Abstract
The main objective of this paper is to present a fully quantitative methodology combining reliability, availability and maintainability (RAM) analysis and cost-benefit analysis (CBA) approaches to determine the optimum sparing strategy for subsea components considering reliability data, lead times, availability and cost. This methodology can be utilized at any stage of an asset lifecycle, from design to operation and can be adjusted to reflect modifications throughout the life of field.

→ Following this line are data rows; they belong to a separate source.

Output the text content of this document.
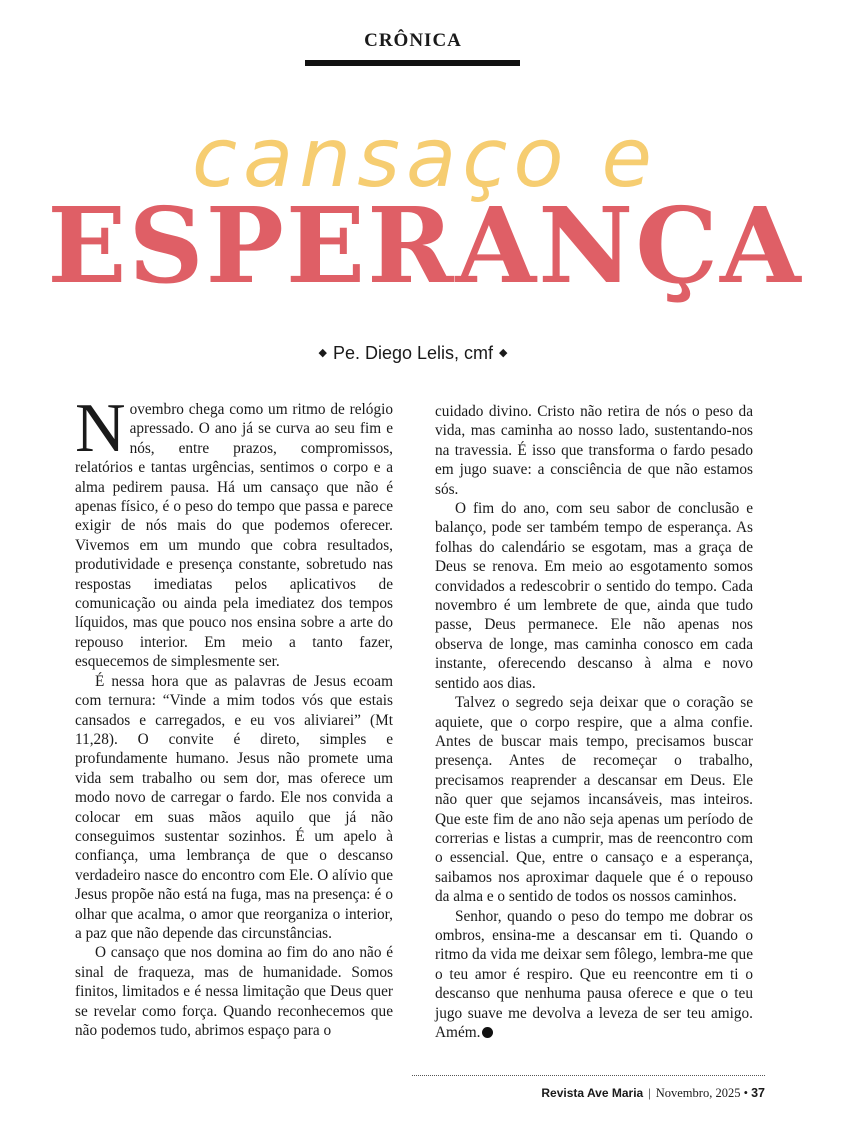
CRÔNICA
cansaço e
ESPERANÇA
◆ Pe. Diego Lelis, cmf ◆

Novembro chega como um ritmo de relógio apressado. O ano já se curva ao seu fim e nós, entre prazos, compromissos, relatórios e tantas urgências, sentimos o corpo e a alma pedirem pausa. Há um cansaço que não é apenas físico, é o peso do tempo que passa e parece exigir de nós mais do que podemos oferecer. Vivemos em um mundo que cobra resultados, produtividade e presença constante, sobretudo nas respostas imediatas pelos aplicativos de comunicação ou ainda pela imediatez dos tempos líquidos, mas que pouco nos ensina sobre a arte do repouso interior. Em meio a tanto fazer, esquecemos de simplesmente ser.

É nessa hora que as palavras de Jesus ecoam com ternura: “Vinde a mim todos vós que estais cansados e carregados, e eu vos aliviarei” (Mt 11,28). O convite é direto, simples e profundamente humano. Jesus não promete uma vida sem trabalho ou sem dor, mas oferece um modo novo de carregar o fardo. Ele nos convida a colocar em suas mãos aquilo que já não conseguimos sustentar sozinhos. É um apelo à confiança, uma lembrança de que o descanso verdadeiro nasce do encontro com Ele. O alívio que Jesus propõe não está na fuga, mas na presença: é o olhar que acalma, o amor que reorganiza o interior, a paz que não depende das circunstâncias.

O cansaço que nos domina ao fim do ano não é sinal de fraqueza, mas de humanidade. Somos finitos, limitados e é nessa limitação que Deus quer se revelar como força. Quando reconhecemos que não podemos tudo, abrimos espaço para o

cuidado divino. Cristo não retira de nós o peso da vida, mas caminha ao nosso lado, sustentando-nos na travessia. É isso que transforma o fardo pesado em jugo suave: a consciência de que não estamos sós.

O fim do ano, com seu sabor de conclusão e balanço, pode ser também tempo de esperança. As folhas do calendário se esgotam, mas a graça de Deus se renova. Em meio ao esgotamento somos convidados a redescobrir o sentido do tempo. Cada novembro é um lembrete de que, ainda que tudo passe, Deus permanece. Ele não apenas nos observa de longe, mas caminha conosco em cada instante, oferecendo descanso à alma e novo sentido aos dias.

Talvez o segredo seja deixar que o coração se aquiete, que o corpo respire, que a alma confie. Antes de buscar mais tempo, precisamos buscar presença. Antes de recomeçar o trabalho, precisamos reaprender a descansar em Deus. Ele não quer que sejamos incansáveis, mas inteiros. Que este fim de ano não seja apenas um período de correrias e listas a cumprir, mas de reencontro com o essencial. Que, entre o cansaço e a esperança, saibamos nos aproximar daquele que é o repouso da alma e o sentido de todos os nossos caminhos.

Senhor, quando o peso do tempo me dobrar os ombros, ensina-me a descansar em ti. Quando o ritmo da vida me deixar sem fôlego, lembra-me que o teu amor é respiro. Que eu reencontre em ti o descanso que nenhuma pausa oferece e que o teu jugo suave me devolva a leveza de ser teu amigo. Amém.

Revista Ave Maria | Novembro, 2025 • 37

Using commercially available RAM analysis software, Maros [2], a reliability block diagram (RBD) is constructed to represent the reliability structure and logic of the system being analyzed. Retrievable components, for which spares would be suitable, are then identified within the model to review and update the failure modes and reliability information for each component. Reliability information can be based on project specific data or from industry-wide sources such as OREDA. The RAM analysis software uses the Monte-Carlo simulation technique to determine availability. A sensitivity analysis is then performed to determine maximum availability while holding the minimum required stock level of spare components.
A sparing priority factor (SPF) analysis is then performed in addition to the RAM sensitivity analysis to support those results and consider spare purchase, storage and preservation costs. The SPF gives a weighting to the storage cost against the potential impact on production. The SPF is a number used to determine a component’s need to have a spare. A high SPF indicates an increased requirement to hold a spare.